Hartselle Educator Hall of Fame announces 2020 inductees
The Hartselle Educator Hall of Fame has announced its selections for the Class of 2020.
The Educator Hall of Fame was established to honor individuals who have made a significant contribution to the education of students who have attended Hartselle schools. The inductees are Sabrina Buettner, Martha Dunlap, Maureen Matson, Larry Peck and Debbie Smith.
Sabrina Oden Buettner
Buettner’s career as a public school educator spans 39 years. All but two of those years were spent at the Hartselle Junior High School as a sixth-grade English teacher and later as assistant principal.
A highlight from her career was a three-week trip to Japan, where she served as a delegate from the Fulbright Memorial Fund Teacher Program.
Other honors include American Legion Teacher of the Year and Hartselle Jaycees Outstanding Young Educator Runner-up.
Many former students remember Buettner as a teacher who encouraged them to work out their problems and experience success. Much of her time was used to talk individually with students who needed an extra boost. Words to describe her would include excellent organizational skills, effective leadership qualities and a special ability to communicate well.
Martha Dunlap
Dunlap, a Lawrence County native, spent more than 37 years in education. Dunlap retired in 2011 from Crestline Elementary School. The majority of her career, 32 years, was spent at Crestline Elementary School in Hartselle. All but two years of her span at Crestline was as a kindergarten teacher.
Well loved by students and parents alike, she made learning fun.
A fellow educator and friend said of Dunlap, “From singing and dancing to cooking and other hands-on activities, her students soaked up everything she presented to them. Her greatest asset as a teacher was the love she had for her students.”
Her students remember her as kind, dedicated to her job and possessing a great sense of humor, and many have become adult friends with their former teacher.
Maureen Matson
Matson taught kindergarten at Barkley Bridge Elementary School from 1997 until she retired in 2018. She received numerous honors during her teaching career in Hartselle, including being selected as Walmart’s Teacher of the Year in 2001, being honored in 2012 by Channel 19 with the Tools for Teachers Award, winning Barkley Bridge’s Teacher of the Year award in 2013 and winning Hartselle City Schools’ Teacher of the Year in 2014.
Matson was noted for her willingness to go the extra mile to ensure her students’ success. She always spoke of her students as “her own” and attended countless numbers of their activities outside of school. Her passion for teaching was truly remarkable.
Larry Peck
Peck spent 27 years of his coaching career at Hartselle. He served as an assistant football coach and physical education instructor at the high school and was also boys strength and conditioning coach at the junior high for five years.
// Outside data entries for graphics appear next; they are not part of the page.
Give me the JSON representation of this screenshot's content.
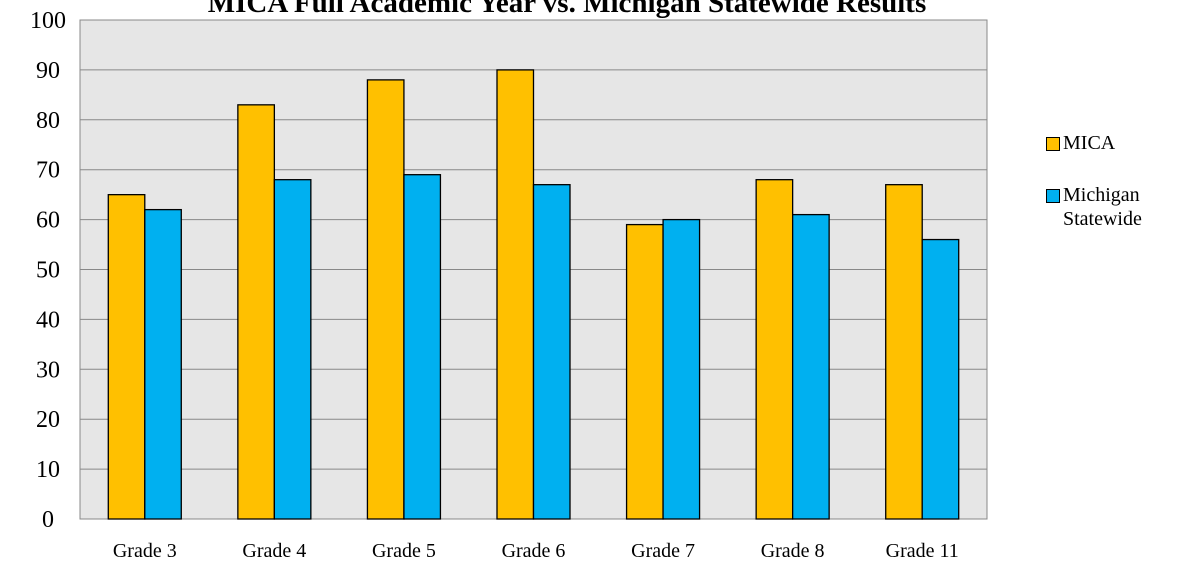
{
  "chart_data": {
    "type": "bar",
    "title": "MICA Full Academic Year vs. Michigan Statewide Results",
    "categories": [
      "Grade 3",
      "Grade 4",
      "Grade 5",
      "Grade 6",
      "Grade 7",
      "Grade 8",
      "Grade 11"
    ],
    "series": [
      {
        "name": "MICA",
        "color": "#ffc000",
        "values": [
          65,
          83,
          88,
          90,
          59,
          68,
          67
        ]
      },
      {
        "name": "Michigan Statewide",
        "color": "#00b0f0",
        "values": [
          62,
          68,
          69,
          67,
          60,
          61,
          56
        ]
      }
    ],
    "ylim": [
      0,
      100
    ],
    "yticks": [
      0,
      10,
      20,
      30,
      40,
      50,
      60,
      70,
      80,
      90,
      100
    ],
    "grid": true,
    "legend": "right"
  }
}
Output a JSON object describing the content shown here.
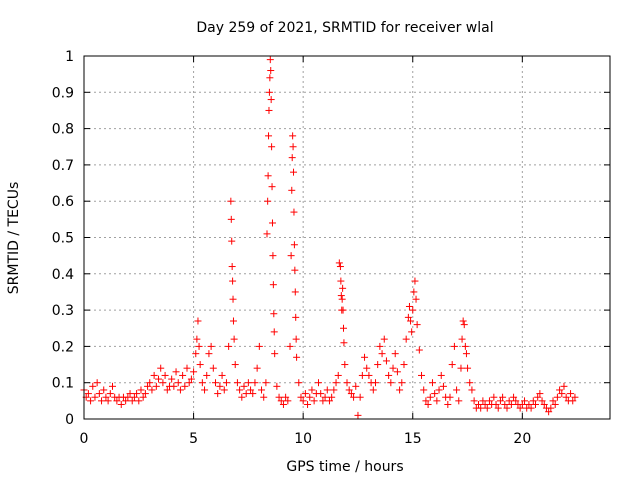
{
  "chart_data": {
    "type": "scatter",
    "title": "Day 259 of 2021, SRMTID for receiver wlal",
    "xlabel": "GPS time / hours",
    "ylabel": "SRMTID / TECUs",
    "xlim": [
      0,
      24
    ],
    "ylim": [
      0,
      1
    ],
    "xticks": [
      0,
      5,
      10,
      15,
      20
    ],
    "xtick_labels": [
      "0",
      "5",
      "10",
      "15",
      "20"
    ],
    "yticks": [
      0,
      0.1,
      0.2,
      0.3,
      0.4,
      0.5,
      0.6,
      0.7,
      0.8,
      0.9,
      1
    ],
    "ytick_labels": [
      "0",
      "0.1",
      "0.2",
      "0.3",
      "0.4",
      "0.5",
      "0.6",
      "0.7",
      "0.8",
      "0.9",
      "1"
    ],
    "grid": true,
    "marker": "+",
    "color": "#ff0000",
    "series": [
      {
        "name": "SRMTID",
        "points": [
          [
            0.0,
            0.08
          ],
          [
            0.1,
            0.06
          ],
          [
            0.2,
            0.07
          ],
          [
            0.3,
            0.05
          ],
          [
            0.4,
            0.09
          ],
          [
            0.5,
            0.06
          ],
          [
            0.6,
            0.1
          ],
          [
            0.7,
            0.07
          ],
          [
            0.8,
            0.05
          ],
          [
            0.9,
            0.08
          ],
          [
            1.0,
            0.06
          ],
          [
            1.1,
            0.05
          ],
          [
            1.2,
            0.07
          ],
          [
            1.3,
            0.09
          ],
          [
            1.4,
            0.06
          ],
          [
            1.5,
            0.05
          ],
          [
            1.6,
            0.06
          ],
          [
            1.7,
            0.04
          ],
          [
            1.8,
            0.06
          ],
          [
            1.9,
            0.05
          ],
          [
            2.0,
            0.06
          ],
          [
            2.1,
            0.07
          ],
          [
            2.2,
            0.05
          ],
          [
            2.3,
            0.06
          ],
          [
            2.4,
            0.07
          ],
          [
            2.5,
            0.05
          ],
          [
            2.6,
            0.08
          ],
          [
            2.7,
            0.06
          ],
          [
            2.8,
            0.07
          ],
          [
            2.9,
            0.09
          ],
          [
            3.0,
            0.1
          ],
          [
            3.1,
            0.08
          ],
          [
            3.2,
            0.12
          ],
          [
            3.3,
            0.09
          ],
          [
            3.4,
            0.11
          ],
          [
            3.5,
            0.14
          ],
          [
            3.6,
            0.1
          ],
          [
            3.7,
            0.12
          ],
          [
            3.8,
            0.08
          ],
          [
            3.9,
            0.09
          ],
          [
            4.0,
            0.11
          ],
          [
            4.1,
            0.09
          ],
          [
            4.2,
            0.13
          ],
          [
            4.3,
            0.1
          ],
          [
            4.4,
            0.08
          ],
          [
            4.5,
            0.12
          ],
          [
            4.6,
            0.09
          ],
          [
            4.7,
            0.14
          ],
          [
            4.8,
            0.1
          ],
          [
            4.9,
            0.11
          ],
          [
            5.0,
            0.13
          ],
          [
            5.1,
            0.18
          ],
          [
            5.15,
            0.22
          ],
          [
            5.2,
            0.27
          ],
          [
            5.25,
            0.2
          ],
          [
            5.3,
            0.15
          ],
          [
            5.4,
            0.1
          ],
          [
            5.5,
            0.08
          ],
          [
            5.6,
            0.12
          ],
          [
            5.7,
            0.18
          ],
          [
            5.8,
            0.2
          ],
          [
            5.9,
            0.14
          ],
          [
            6.0,
            0.1
          ],
          [
            6.1,
            0.07
          ],
          [
            6.2,
            0.09
          ],
          [
            6.3,
            0.12
          ],
          [
            6.4,
            0.08
          ],
          [
            6.5,
            0.1
          ],
          [
            6.6,
            0.2
          ],
          [
            6.7,
            0.6
          ],
          [
            6.72,
            0.55
          ],
          [
            6.74,
            0.49
          ],
          [
            6.76,
            0.42
          ],
          [
            6.78,
            0.38
          ],
          [
            6.8,
            0.33
          ],
          [
            6.82,
            0.27
          ],
          [
            6.85,
            0.22
          ],
          [
            6.9,
            0.15
          ],
          [
            7.0,
            0.1
          ],
          [
            7.1,
            0.08
          ],
          [
            7.2,
            0.06
          ],
          [
            7.3,
            0.09
          ],
          [
            7.4,
            0.07
          ],
          [
            7.5,
            0.1
          ],
          [
            7.6,
            0.08
          ],
          [
            7.7,
            0.07
          ],
          [
            7.8,
            0.1
          ],
          [
            7.9,
            0.14
          ],
          [
            8.0,
            0.2
          ],
          [
            8.1,
            0.08
          ],
          [
            8.2,
            0.06
          ],
          [
            8.3,
            0.1
          ],
          [
            8.35,
            0.51
          ],
          [
            8.38,
            0.6
          ],
          [
            8.4,
            0.67
          ],
          [
            8.42,
            0.78
          ],
          [
            8.44,
            0.85
          ],
          [
            8.46,
            0.9
          ],
          [
            8.48,
            0.94
          ],
          [
            8.5,
            0.99
          ],
          [
            8.52,
            0.96
          ],
          [
            8.54,
            0.88
          ],
          [
            8.56,
            0.75
          ],
          [
            8.58,
            0.64
          ],
          [
            8.6,
            0.54
          ],
          [
            8.62,
            0.45
          ],
          [
            8.64,
            0.37
          ],
          [
            8.66,
            0.29
          ],
          [
            8.68,
            0.24
          ],
          [
            8.7,
            0.18
          ],
          [
            8.8,
            0.09
          ],
          [
            8.9,
            0.06
          ],
          [
            9.0,
            0.05
          ],
          [
            9.1,
            0.04
          ],
          [
            9.2,
            0.06
          ],
          [
            9.3,
            0.05
          ],
          [
            9.4,
            0.2
          ],
          [
            9.45,
            0.45
          ],
          [
            9.48,
            0.63
          ],
          [
            9.5,
            0.72
          ],
          [
            9.52,
            0.78
          ],
          [
            9.54,
            0.75
          ],
          [
            9.56,
            0.68
          ],
          [
            9.58,
            0.57
          ],
          [
            9.6,
            0.48
          ],
          [
            9.62,
            0.41
          ],
          [
            9.64,
            0.35
          ],
          [
            9.66,
            0.28
          ],
          [
            9.68,
            0.22
          ],
          [
            9.7,
            0.17
          ],
          [
            9.8,
            0.1
          ],
          [
            9.9,
            0.06
          ],
          [
            10.0,
            0.05
          ],
          [
            10.1,
            0.07
          ],
          [
            10.2,
            0.04
          ],
          [
            10.3,
            0.06
          ],
          [
            10.4,
            0.08
          ],
          [
            10.5,
            0.05
          ],
          [
            10.6,
            0.07
          ],
          [
            10.7,
            0.1
          ],
          [
            10.8,
            0.07
          ],
          [
            10.9,
            0.05
          ],
          [
            11.0,
            0.06
          ],
          [
            11.1,
            0.08
          ],
          [
            11.2,
            0.05
          ],
          [
            11.3,
            0.06
          ],
          [
            11.4,
            0.08
          ],
          [
            11.5,
            0.1
          ],
          [
            11.6,
            0.12
          ],
          [
            11.65,
            0.43
          ],
          [
            11.7,
            0.42
          ],
          [
            11.72,
            0.38
          ],
          [
            11.74,
            0.34
          ],
          [
            11.76,
            0.3
          ],
          [
            11.78,
            0.33
          ],
          [
            11.8,
            0.36
          ],
          [
            11.82,
            0.3
          ],
          [
            11.84,
            0.25
          ],
          [
            11.86,
            0.21
          ],
          [
            11.9,
            0.15
          ],
          [
            12.0,
            0.1
          ],
          [
            12.1,
            0.08
          ],
          [
            12.2,
            0.07
          ],
          [
            12.3,
            0.06
          ],
          [
            12.4,
            0.09
          ],
          [
            12.5,
            0.01
          ],
          [
            12.6,
            0.06
          ],
          [
            12.7,
            0.12
          ],
          [
            12.8,
            0.17
          ],
          [
            12.9,
            0.14
          ],
          [
            13.0,
            0.12
          ],
          [
            13.1,
            0.1
          ],
          [
            13.2,
            0.08
          ],
          [
            13.3,
            0.1
          ],
          [
            13.4,
            0.15
          ],
          [
            13.5,
            0.2
          ],
          [
            13.6,
            0.18
          ],
          [
            13.7,
            0.22
          ],
          [
            13.8,
            0.16
          ],
          [
            13.9,
            0.12
          ],
          [
            14.0,
            0.1
          ],
          [
            14.1,
            0.14
          ],
          [
            14.2,
            0.18
          ],
          [
            14.3,
            0.13
          ],
          [
            14.4,
            0.08
          ],
          [
            14.5,
            0.1
          ],
          [
            14.6,
            0.15
          ],
          [
            14.7,
            0.22
          ],
          [
            14.8,
            0.28
          ],
          [
            14.85,
            0.31
          ],
          [
            14.9,
            0.27
          ],
          [
            14.95,
            0.24
          ],
          [
            15.0,
            0.3
          ],
          [
            15.05,
            0.35
          ],
          [
            15.1,
            0.38
          ],
          [
            15.15,
            0.33
          ],
          [
            15.2,
            0.26
          ],
          [
            15.3,
            0.19
          ],
          [
            15.4,
            0.12
          ],
          [
            15.5,
            0.08
          ],
          [
            15.6,
            0.05
          ],
          [
            15.7,
            0.04
          ],
          [
            15.8,
            0.06
          ],
          [
            15.9,
            0.1
          ],
          [
            16.0,
            0.07
          ],
          [
            16.1,
            0.05
          ],
          [
            16.2,
            0.08
          ],
          [
            16.3,
            0.12
          ],
          [
            16.4,
            0.09
          ],
          [
            16.5,
            0.06
          ],
          [
            16.6,
            0.04
          ],
          [
            16.7,
            0.06
          ],
          [
            16.8,
            0.15
          ],
          [
            16.9,
            0.2
          ],
          [
            17.0,
            0.08
          ],
          [
            17.1,
            0.05
          ],
          [
            17.2,
            0.14
          ],
          [
            17.25,
            0.22
          ],
          [
            17.3,
            0.27
          ],
          [
            17.35,
            0.26
          ],
          [
            17.4,
            0.2
          ],
          [
            17.45,
            0.18
          ],
          [
            17.5,
            0.14
          ],
          [
            17.6,
            0.1
          ],
          [
            17.7,
            0.08
          ],
          [
            17.8,
            0.05
          ],
          [
            17.9,
            0.03
          ],
          [
            18.0,
            0.04
          ],
          [
            18.1,
            0.03
          ],
          [
            18.2,
            0.05
          ],
          [
            18.3,
            0.04
          ],
          [
            18.4,
            0.03
          ],
          [
            18.5,
            0.05
          ],
          [
            18.6,
            0.04
          ],
          [
            18.7,
            0.06
          ],
          [
            18.8,
            0.04
          ],
          [
            18.9,
            0.03
          ],
          [
            19.0,
            0.05
          ],
          [
            19.1,
            0.06
          ],
          [
            19.2,
            0.04
          ],
          [
            19.3,
            0.03
          ],
          [
            19.4,
            0.05
          ],
          [
            19.5,
            0.04
          ],
          [
            19.6,
            0.06
          ],
          [
            19.7,
            0.05
          ],
          [
            19.8,
            0.04
          ],
          [
            19.9,
            0.03
          ],
          [
            20.0,
            0.04
          ],
          [
            20.1,
            0.05
          ],
          [
            20.2,
            0.03
          ],
          [
            20.3,
            0.04
          ],
          [
            20.4,
            0.03
          ],
          [
            20.5,
            0.05
          ],
          [
            20.6,
            0.04
          ],
          [
            20.7,
            0.06
          ],
          [
            20.8,
            0.07
          ],
          [
            20.9,
            0.05
          ],
          [
            21.0,
            0.04
          ],
          [
            21.1,
            0.03
          ],
          [
            21.2,
            0.02
          ],
          [
            21.3,
            0.03
          ],
          [
            21.4,
            0.05
          ],
          [
            21.5,
            0.04
          ],
          [
            21.6,
            0.06
          ],
          [
            21.7,
            0.08
          ],
          [
            21.8,
            0.07
          ],
          [
            21.9,
            0.09
          ],
          [
            22.0,
            0.06
          ],
          [
            22.1,
            0.05
          ],
          [
            22.2,
            0.07
          ],
          [
            22.3,
            0.05
          ],
          [
            22.4,
            0.06
          ]
        ]
      }
    ]
  }
}
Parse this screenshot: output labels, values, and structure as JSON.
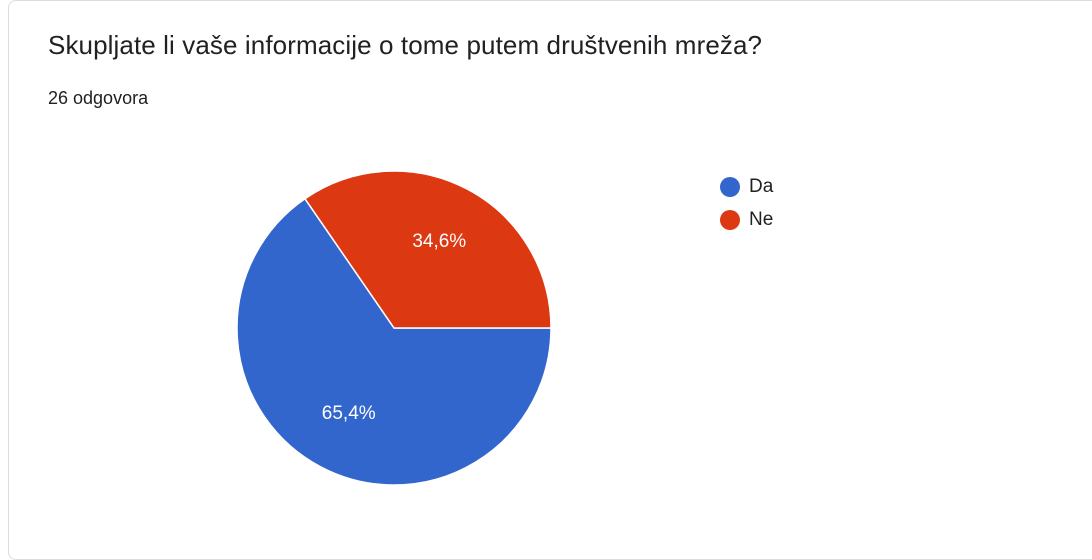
{
  "question": "Skupljate li vaše informacije o tome putem društvenih mreža?",
  "response_count": "26 odgovora",
  "chart_data": {
    "type": "pie",
    "categories": [
      "Da",
      "Ne"
    ],
    "values": [
      65.4,
      34.6
    ],
    "value_labels": [
      "65,4%",
      "34,6%"
    ],
    "colors": [
      "#3366cc",
      "#dc3912"
    ],
    "legend_position": "right"
  }
}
Peck was head wrestling coach at the high school for nine years. He was the high school football team’s defensive coordinator for 19 years, and during that time, Hartselle became noted for its defensive prowess.
Hartselle usually doesn’t have a lot of big lineman, and Peck changed the defense to a formation that best utilized the smaller, quicker players the school had. Hartselle won the 2011 5A State Football Championship, and Peck’s defense played a major role in that title, giving up an average of 9.3 points per game.
He was selected as the Alabama Football Coaches Association 2011 5A Assistant Coach of the Year.
In 2013 Peck was inducted into the Colbert County Sports Hall of Fame, and he was a 2018 inductee of the Morgan County Sports Hall of Fame.
Coach Peck served as a positive role model for the hundreds of young men he coached and is loved and respected by them and the Hartselle community.
Debbie Smith
Smith is a retiree of Hartselle Junior High School, where she taught science to sixth-grade students for 33 years. She was a “hands-on” teacher, involving her students in a variety of classroom experiments, and she developed an outdoor classroom at The Tabernacle that was used extensively.
Her students, their parents and other volunteers cleared brush, built bridges and made trails to develop the outdoor classroom. She instilled into her students a love of the outdoors and nature and the importance of conserving natural resources.
Smith’s chemistry show at Halloween was a favorite day for her students and one they still remember as adults.
Among her awards are Jaycees Outstanding Young Educator, American Legion Educator of the Year and Alabama’s Environment Education Teacher of the Year.
These educators will be inducted into the HEHOF Feb. 8 at the fifth annual Hall of Fame Banquet at the Ministry Center at First United Methodist Church of Hartselle. Tickets are available at a cost of $25 each and may be purchased at the Hartselle City Schools Central Office.